The April 22, 1938 edition of the Advocate tried to provide readers with what the new denomination, called simply, “the Methodist Church,” would look like if the proposed plan of Union were adopted. The Rev. C. B. Haley, editor of the MECS General Minutes, gathered membership statistics from all the annual conferences of the MEC, MECS, and MP and provided a state-by-state comparison.
In keeping with the racist conventions of the era, even the membership statistics were segregated by race into “White” and “Negro.”
Texas membership looked like this
|
White |
Negro |
MECS (southern) |
442,853 |
. . . |
MEC (northern) |
10,342 |
32,314 |
MP |
4,320 |
960 |
The proposed plan of Union called for Texas to be in the South Central Jurisdiction with Louisiana, Arkansas, Missouri, Nebraska, Kansas, Oklahoma, and New Mexico. Those eight states showed tremendous differences in culture, settlement patterns and history. Those differences were reflected in Methodist membership statistics.
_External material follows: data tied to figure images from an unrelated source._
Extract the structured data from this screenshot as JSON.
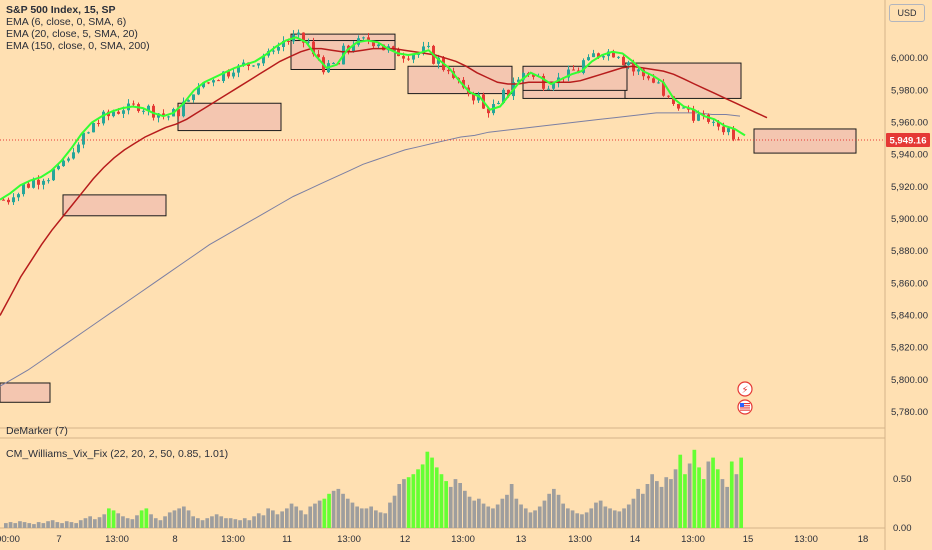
{
  "header": {
    "title": "S&P 500 Index, 15, SP",
    "indicators": [
      "EMA (6, close, 0, SMA, 6)",
      "EMA (20, close, 5, SMA, 20)",
      "EMA (150, close, 0, SMA, 200)"
    ],
    "currency": "USD"
  },
  "panes": {
    "demarker_label": "DeMarker (7)",
    "vixfix_label": "CM_Williams_Vix_Fix (22, 20, 2, 50, 0.85, 1.01)"
  },
  "colors": {
    "background": "#ffe0b2",
    "up_candle": "#26a69a",
    "down_candle": "#e53935",
    "ema_fast": "#33ff33",
    "ema_mid": "#b71c1c",
    "ema_slow": "#7b7fa3",
    "zone_fill": "#f4c6b0",
    "vix_gray": "#9e9e9e",
    "vix_green": "#66ff33"
  },
  "chart_data": {
    "type": "candlestick",
    "symbol": "S&P 500 Index",
    "interval": "15",
    "exchange": "SP",
    "last_price": "5,949.16",
    "ylim": [
      5770,
      6030
    ],
    "price_ticks": [
      "6,000.00",
      "5,980.00",
      "5,960.00",
      "5,940.00",
      "5,920.00",
      "5,900.00",
      "5,880.00",
      "5,860.00",
      "5,840.00",
      "5,820.00",
      "5,800.00",
      "5,780.00"
    ],
    "x_ticks": [
      "00:00",
      "7",
      "13:00",
      "8",
      "13:00",
      "11",
      "13:00",
      "12",
      "13:00",
      "13",
      "13:00",
      "14",
      "13:00",
      "15",
      "13:00",
      "18"
    ],
    "ema_fast_series": [
      5912,
      5916,
      5921,
      5924,
      5926,
      5930,
      5936,
      5944,
      5953,
      5960,
      5964,
      5967,
      5969,
      5970,
      5969,
      5966,
      5964,
      5966,
      5972,
      5980,
      5985,
      5988,
      5991,
      5994,
      5996,
      5998,
      6002,
      6007,
      6011,
      6013,
      6010,
      6001,
      5994,
      5996,
      6005,
      6010,
      6011,
      6010,
      6006,
      6003,
      6002,
      6003,
      6005,
      5999,
      5994,
      5986,
      5979,
      5976,
      5968,
      5970,
      5978,
      5986,
      5991,
      5988,
      5984,
      5987,
      5990,
      5992,
      5998,
      6002,
      6004,
      6003,
      5998,
      5992,
      5989,
      5985,
      5975,
      5970,
      5968,
      5964,
      5962,
      5958,
      5956,
      5952
    ],
    "ema_mid_series": [
      5840,
      5852,
      5864,
      5874,
      5884,
      5893,
      5901,
      5909,
      5917,
      5925,
      5932,
      5938,
      5943,
      5947,
      5951,
      5954,
      5957,
      5959,
      5962,
      5966,
      5970,
      5974,
      5978,
      5982,
      5986,
      5990,
      5994,
      5998,
      6001,
      6004,
      6006,
      6006,
      6005,
      6004,
      6004,
      6005,
      6006,
      6006,
      6006,
      6005,
      6004,
      6003,
      6002,
      6000,
      5998,
      5995,
      5991,
      5988,
      5985,
      5984,
      5984,
      5985,
      5985,
      5985,
      5985,
      5985,
      5986,
      5988,
      5990,
      5992,
      5994,
      5995,
      5994,
      5993,
      5992,
      5990,
      5987,
      5984,
      5981,
      5978,
      5975,
      5972,
      5969,
      5966,
      5963
    ],
    "ema_slow_series": [
      5796,
      5801,
      5806,
      5812,
      5818,
      5824,
      5830,
      5836,
      5842,
      5848,
      5854,
      5860,
      5866,
      5872,
      5878,
      5884,
      5889,
      5894,
      5899,
      5904,
      5909,
      5914,
      5918,
      5922,
      5926,
      5930,
      5934,
      5937,
      5940,
      5943,
      5945,
      5947,
      5949,
      5951,
      5952,
      5954,
      5955,
      5956,
      5957,
      5958,
      5959,
      5960,
      5961,
      5962,
      5963,
      5964,
      5965,
      5966,
      5966,
      5966,
      5966,
      5965,
      5965,
      5964
    ],
    "vix_fix": {
      "ylim": [
        0,
        0.9
      ],
      "ticks": [
        "0.50",
        "0.00"
      ],
      "values": [
        0.05,
        0.06,
        0.05,
        0.07,
        0.06,
        0.05,
        0.04,
        0.06,
        0.05,
        0.07,
        0.08,
        0.06,
        0.05,
        0.07,
        0.06,
        0.05,
        0.08,
        0.1,
        0.12,
        0.09,
        0.11,
        0.14,
        0.2,
        0.18,
        0.15,
        0.12,
        0.1,
        0.09,
        0.13,
        0.18,
        0.2,
        0.14,
        0.1,
        0.08,
        0.12,
        0.16,
        0.18,
        0.2,
        0.22,
        0.18,
        0.12,
        0.1,
        0.08,
        0.1,
        0.12,
        0.14,
        0.12,
        0.1,
        0.1,
        0.09,
        0.08,
        0.1,
        0.08,
        0.12,
        0.15,
        0.13,
        0.2,
        0.18,
        0.14,
        0.17,
        0.2,
        0.25,
        0.22,
        0.18,
        0.14,
        0.22,
        0.25,
        0.28,
        0.3,
        0.35,
        0.38,
        0.4,
        0.35,
        0.3,
        0.26,
        0.22,
        0.2,
        0.2,
        0.22,
        0.18,
        0.16,
        0.15,
        0.26,
        0.33,
        0.45,
        0.5,
        0.52,
        0.55,
        0.6,
        0.65,
        0.78,
        0.72,
        0.62,
        0.55,
        0.48,
        0.42,
        0.5,
        0.46,
        0.38,
        0.32,
        0.28,
        0.3,
        0.25,
        0.22,
        0.2,
        0.24,
        0.3,
        0.34,
        0.45,
        0.3,
        0.24,
        0.2,
        0.16,
        0.18,
        0.22,
        0.28,
        0.35,
        0.4,
        0.34,
        0.25,
        0.2,
        0.18,
        0.15,
        0.14,
        0.16,
        0.2,
        0.26,
        0.28,
        0.22,
        0.2,
        0.18,
        0.17,
        0.2,
        0.24,
        0.3,
        0.4,
        0.35,
        0.45,
        0.55,
        0.48,
        0.42,
        0.52,
        0.5,
        0.6,
        0.75,
        0.55,
        0.66,
        0.8,
        0.62,
        0.5,
        0.68,
        0.72,
        0.6,
        0.5,
        0.42,
        0.68,
        0.55,
        0.72
      ],
      "green_flags": [
        0,
        0,
        0,
        0,
        0,
        0,
        0,
        0,
        0,
        0,
        0,
        0,
        0,
        0,
        0,
        0,
        0,
        0,
        0,
        0,
        0,
        0,
        1,
        1,
        0,
        0,
        0,
        0,
        0,
        1,
        1,
        0,
        0,
        0,
        0,
        0,
        0,
        0,
        0,
        0,
        0,
        0,
        0,
        0,
        0,
        0,
        0,
        0,
        0,
        0,
        0,
        0,
        0,
        0,
        0,
        0,
        0,
        0,
        0,
        0,
        0,
        0,
        0,
        0,
        0,
        0,
        0,
        0,
        1,
        1,
        0,
        0,
        0,
        0,
        0,
        0,
        0,
        0,
        0,
        0,
        0,
        0,
        0,
        0,
        0,
        0,
        1,
        1,
        1,
        1,
        1,
        1,
        1,
        1,
        1,
        0,
        0,
        0,
        0,
        0,
        0,
        0,
        0,
        0,
        0,
        0,
        0,
        0,
        0,
        0,
        0,
        0,
        0,
        0,
        0,
        0,
        0,
        0,
        0,
        0,
        0,
        0,
        0,
        0,
        0,
        0,
        0,
        0,
        0,
        0,
        0,
        0,
        0,
        0,
        0,
        0,
        0,
        0,
        0,
        0,
        0,
        0,
        0,
        0,
        1,
        1,
        0,
        1,
        1,
        1,
        0,
        1,
        1,
        0,
        0,
        1,
        0,
        1
      ]
    },
    "zones": [
      {
        "p_top": 5798,
        "p_bot": 5786
      },
      {
        "p_top": 5915,
        "p_bot": 5902
      },
      {
        "p_top": 5972,
        "p_bot": 5955
      },
      {
        "p_top": 6015,
        "p_bot": 5993
      },
      {
        "p_top": 6011,
        "p_bot": 5993
      },
      {
        "p_top": 5995,
        "p_bot": 5978
      },
      {
        "p_top": 5990,
        "p_bot": 5975
      },
      {
        "p_top": 5997,
        "p_bot": 5975
      },
      {
        "p_top": 5995,
        "p_bot": 5980
      },
      {
        "p_top": 5956,
        "p_bot": 5941
      }
    ]
  }
}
Arkansas and Louisiana Methodist membership statistics were similar to those in Texas, but Methodism in all the other states in the proposed new jurisdiction was quite different. In both Oklahoma and Missouri the ratio of northern and southern Methodists was much closer to parity. In both Kansas and Nebraska, the southern church was all but non-existent. (1,118 Southern Methodists out of a total of 287,132 Methodists in both states combined.—less than one half of one percent). New Mexico reported fewer than 16,000 northern and southern Methodists combined—by far the smallest membership of any of the states in the proposed South Central Jurisdiction. Such a small number of Methodists in New Mexico helps explain why El Paso, Pecos, Odessa, Fort Stockton, and other Texas cities continued to be in the New Mexico annual conference.
Unification was possible because there had been little theological drift since the separation in the mid-1840’s. The issues leading to unification had been structural—especially the insistence of the MECS on maintaining racial segregation. Once MEC European-Americans agreed to the creation of the segregationist Central Jurisdiction, unification could take place. (The Methodist Protestants were less involved. There were a very few African American Methodist Protestant churches in Texas and Arkansas but nowhere else.)
Unification issues of theology and polity were resolved by the delegates, but the cultural differences between the conferences now linked through jurisdictional ties continued. Those differences provided interesting conversations for years to come. Some former MECS members who attended functions in former MEC churches in Oklahoma and Kansas remarked on stained glass windows showing Abraham Lincoln—something they had not seen in MECS churches. Different traditions of episcopal leadership style had evolved in the MEC and MECS denominations—collegial vs. authoritarian.
The first quadrennial conference of the South Central Jurisdiction occurred in 1940. Delegates from the predecessor denominations started getting to know each other. Fortunately unification had resulted in enough bishops to handle episcopal responsibilities in all the conferences so delegates to the 1940 South Central Jurisdictional Conference did not have to elect any bishops. That was probably a good thing as the regional politics that characterizes such elections could be postponed for four years—after the Texans, Kansans, Missourians, et al, would know each other better.